Manifestants et contre-manifestants ont été tenus séparés par les forces de l’ordre, évitant la répétition des violences du week-dernier à Charlottesville, en Virginie. Une voiture avait foncé dans la foule, tuant une contre-manifestante. Les activistes d’extrême-droite ne dépassaient pas quelques dizaines de personnes samedi à Boston, et leur voix étaient couvertes par les cris de «Honte!» des manifestants antiracistes à proximité.

Alors que le rassemblement pour la «liberté d’expression» prenait fin, certains contre-manifestants ont jeté des bouteilles en plastique sur les participants et tenté de bloquer leur passage. Plusieurs d’entre eux ont été arrêtés, a pu constater un photographe Reuters sur place. Deux participants au rassemblement portant des casquettes rouges brodées du mot d’ordre de campagne de Donald Trump, «Make America Great Again», ont tenté de rejoindre la zone réservée aux intervenants mais ont été bloqués par des manifestants masqués vêtus de noir.

En fin de cortège, des manifestants anti-racisme ont eux été violemment repoussés par les policiers, qui les ont chargés en utilisant matraques et équipement anti-émeute, selon un photographe de l’AFP. Quelque 27 manifestants ont été arrêtés, mais aucun blessé «grave» n’a été déploré, selon William Evans, le chef de la police de Boston.

Tant le commissaire que le maire démocrate Marty Walsh ont néanmoins exprimé leur soulagement d’avoir évité le niveau de violence atteint à Charlottesville le week-end dernier, où un sympathisant néonazi a tué une jeune femme et blessé 19 personnes en fonçant en voiture dans la foule. «Personne n’a été blessé, personne n’a été tué (…), pas de dégâts substantiels, c’est une belle journée pour notre ville», a souligné M. Evans.

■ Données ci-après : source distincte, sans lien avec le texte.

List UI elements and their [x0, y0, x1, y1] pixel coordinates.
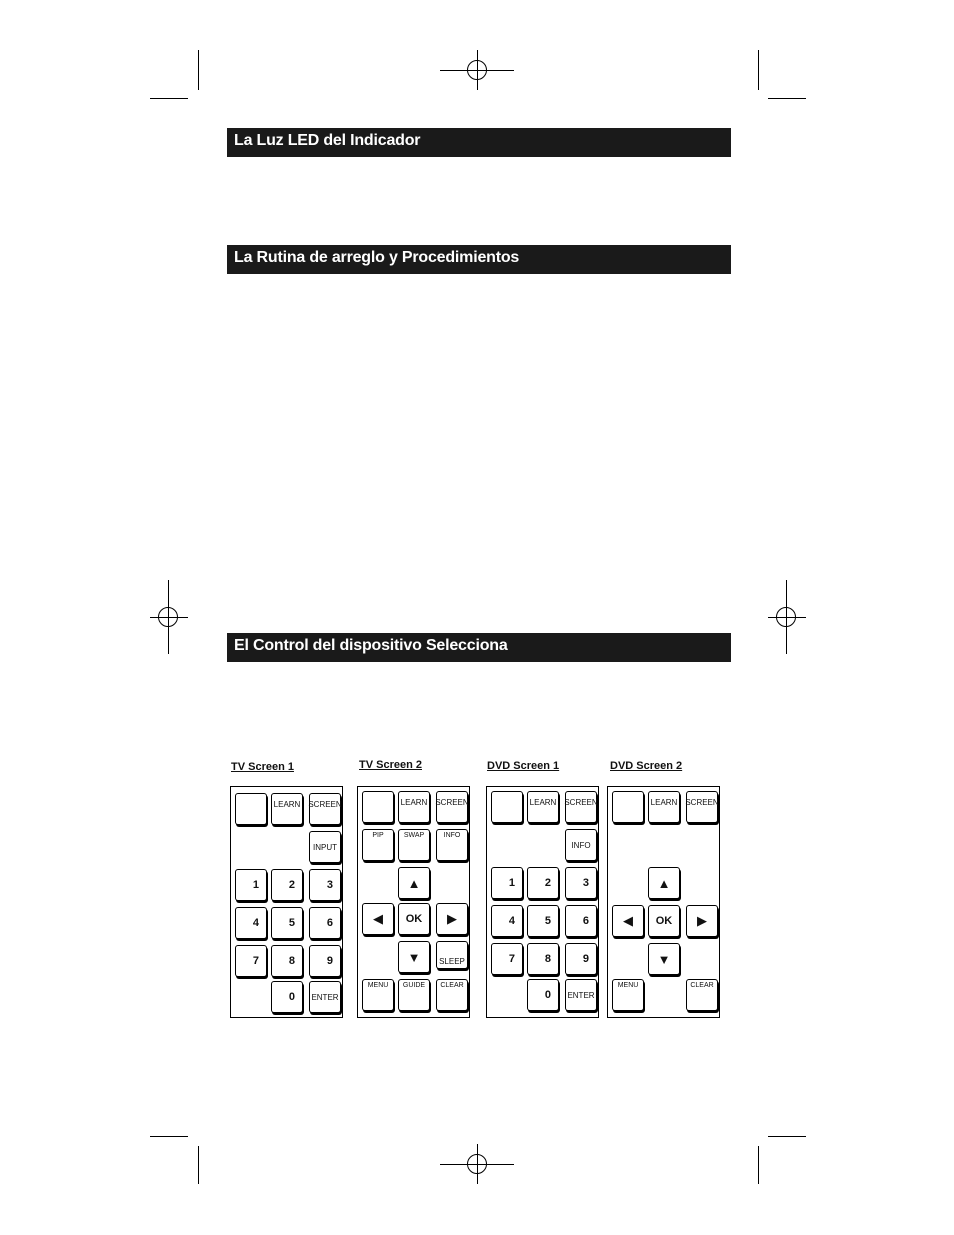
digit-7-key[interactable]: 7	[491, 943, 523, 975]
enter-key[interactable]: ENTER	[309, 981, 341, 1013]
sleep-key[interactable]: SLEEP	[436, 941, 468, 969]
screen-key[interactable]: SCREEN	[309, 793, 341, 825]
section-heading-led: La Luz LED del Indicador	[227, 128, 731, 157]
menu-key[interactable]: MENU	[362, 979, 394, 1011]
digit-2-key[interactable]: 2	[271, 869, 303, 901]
crop-mark	[758, 50, 759, 90]
down-arrow-icon[interactable]: ▼	[398, 941, 430, 973]
clear-key[interactable]: CLEAR	[436, 979, 468, 1011]
section-heading-setup: La Rutina de arreglo y Procedimientos	[227, 245, 731, 274]
up-arrow-icon[interactable]: ▲	[398, 867, 430, 899]
tv-screen-2-title: TV Screen 2	[359, 759, 422, 771]
crop-mark	[150, 1136, 188, 1137]
swap-key[interactable]: SWAP	[398, 829, 430, 861]
crop-mark	[198, 50, 199, 90]
digit-5-key[interactable]: 5	[527, 905, 559, 937]
info-key[interactable]: INFO	[565, 829, 597, 861]
digit-3-key[interactable]: 3	[309, 869, 341, 901]
clear-key[interactable]: CLEAR	[686, 979, 718, 1011]
crop-mark	[758, 1146, 759, 1184]
menu-key[interactable]: MENU	[612, 979, 644, 1011]
digit-8-key[interactable]: 8	[271, 945, 303, 977]
digit-9-key[interactable]: 9	[565, 943, 597, 975]
guide-key[interactable]: GUIDE	[398, 979, 430, 1011]
crop-mark	[768, 1136, 806, 1137]
blank-key[interactable]	[362, 791, 394, 823]
up-arrow-icon[interactable]: ▲	[648, 867, 680, 899]
screen-key[interactable]: SCREEN	[565, 791, 597, 823]
digit-7-key[interactable]: 7	[235, 945, 267, 977]
digit-2-key[interactable]: 2	[527, 867, 559, 899]
tv-screen-1-title: TV Screen 1	[231, 761, 294, 773]
digit-4-key[interactable]: 4	[491, 905, 523, 937]
screen-key[interactable]: SCREEN	[436, 791, 468, 823]
learn-key[interactable]: LEARN	[648, 791, 680, 823]
dvd-screen-1-panel	[486, 786, 599, 1018]
digit-5-key[interactable]: 5	[271, 907, 303, 939]
down-arrow-icon[interactable]: ▼	[648, 943, 680, 975]
digit-0-key[interactable]: 0	[527, 979, 559, 1011]
right-arrow-icon[interactable]: ▶	[686, 905, 718, 937]
ok-key[interactable]: OK	[398, 903, 430, 935]
digit-1-key[interactable]: 1	[235, 869, 267, 901]
enter-key[interactable]: ENTER	[565, 979, 597, 1011]
right-arrow-icon[interactable]: ▶	[436, 903, 468, 935]
digit-6-key[interactable]: 6	[565, 905, 597, 937]
digit-4-key[interactable]: 4	[235, 907, 267, 939]
dvd-screen-2-title: DVD Screen 2	[610, 760, 683, 772]
tv-screen-2-panel	[357, 786, 470, 1018]
section-heading-device-control: El Control del dispositivo Selecciona	[227, 633, 731, 662]
crop-mark	[198, 1146, 199, 1184]
digit-9-key[interactable]: 9	[309, 945, 341, 977]
crop-mark	[768, 98, 806, 99]
digit-6-key[interactable]: 6	[309, 907, 341, 939]
pip-key[interactable]: PIP	[362, 829, 394, 861]
digit-3-key[interactable]: 3	[565, 867, 597, 899]
left-arrow-icon[interactable]: ◀	[362, 903, 394, 935]
crop-mark	[150, 98, 188, 99]
left-arrow-icon[interactable]: ◀	[612, 905, 644, 937]
tv-screen-1-panel	[230, 786, 343, 1018]
blank-key[interactable]	[235, 793, 267, 825]
dvd-screen-2-panel	[607, 786, 720, 1018]
blank-key[interactable]	[612, 791, 644, 823]
learn-key[interactable]: LEARN	[271, 793, 303, 825]
learn-key[interactable]: LEARN	[527, 791, 559, 823]
digit-0-key[interactable]: 0	[271, 981, 303, 1013]
info-key[interactable]: INFO	[436, 829, 468, 861]
digit-1-key[interactable]: 1	[491, 867, 523, 899]
digit-8-key[interactable]: 8	[527, 943, 559, 975]
input-key[interactable]: INPUT	[309, 831, 341, 863]
blank-key[interactable]	[491, 791, 523, 823]
dvd-screen-1-title: DVD Screen 1	[487, 760, 560, 772]
screen-key[interactable]: SCREEN	[686, 791, 718, 823]
learn-key[interactable]: LEARN	[398, 791, 430, 823]
ok-key[interactable]: OK	[648, 905, 680, 937]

Sur Twitter, Donald Trump a félicité les autorités: «Il y a l’air d’avoir beaucoup d’agitateurs anti-policier à Boston. La police a l’air dure et intelligente! Merci.»

 

Les autorités municipales avait fermé plusieurs artères de la ville afin d’empêcher une attaque à la voiture bélier similaire à celle qui a coûté la vie à une jeune femme de 32 ans samedi dernier à Charlottesville en Virginie. «Le discours ambiant a vraiment porté tout ça à un autre niveau et c’est ce qui nous inquiète», a remarqué vendredi le chef de la police de Boston, William Evans, à propos du débat sur l’extrême droite et les violences racistes qui anime les Etats-Unis depuis Charlottesville. «Je n’ai jamais vu autant de gens qui cherchent pratiquement la confrontation», a-t-il souligné en conférence de presse.

Les autorités locales avait interdit les armes de toute nature, y compris les bâtons destinés à porter des pancartes, et les marchands ambulants de nourriture ne peuvent accéder au parc de Boston Common situé dans le centre de la ville.

 

Le maire de Boston, Marty Walsh, avait appelé vendredi les contre-manifestants à éviter le quartier de Boston Common, expliquant que leur présence serait de nature à provoquer les activistes de droite. Monica Cannon, l’une des organisatrices de la marche baptisée «Combattre la suprématie blanche», a rejeté l’appel de l’élu local. «Ignorer un problème n’a jamais aidé à le résoudre», a-t-elle déclaré dans un entretien téléphonique avec Reuters. «Nous ne pouvons pas continuer à ignorer le racisme, ignorer le suprémacisme blanc, ignorer les néo-nazis et prétendre que ce n’est pas un problème».

Les organisateurs de la manifestation «Liberté d’expression» ont, de leur côté, dénoncé la violence et les chants racistes entendus lors du rassemblement «Unifier la droite» de Charlottesville.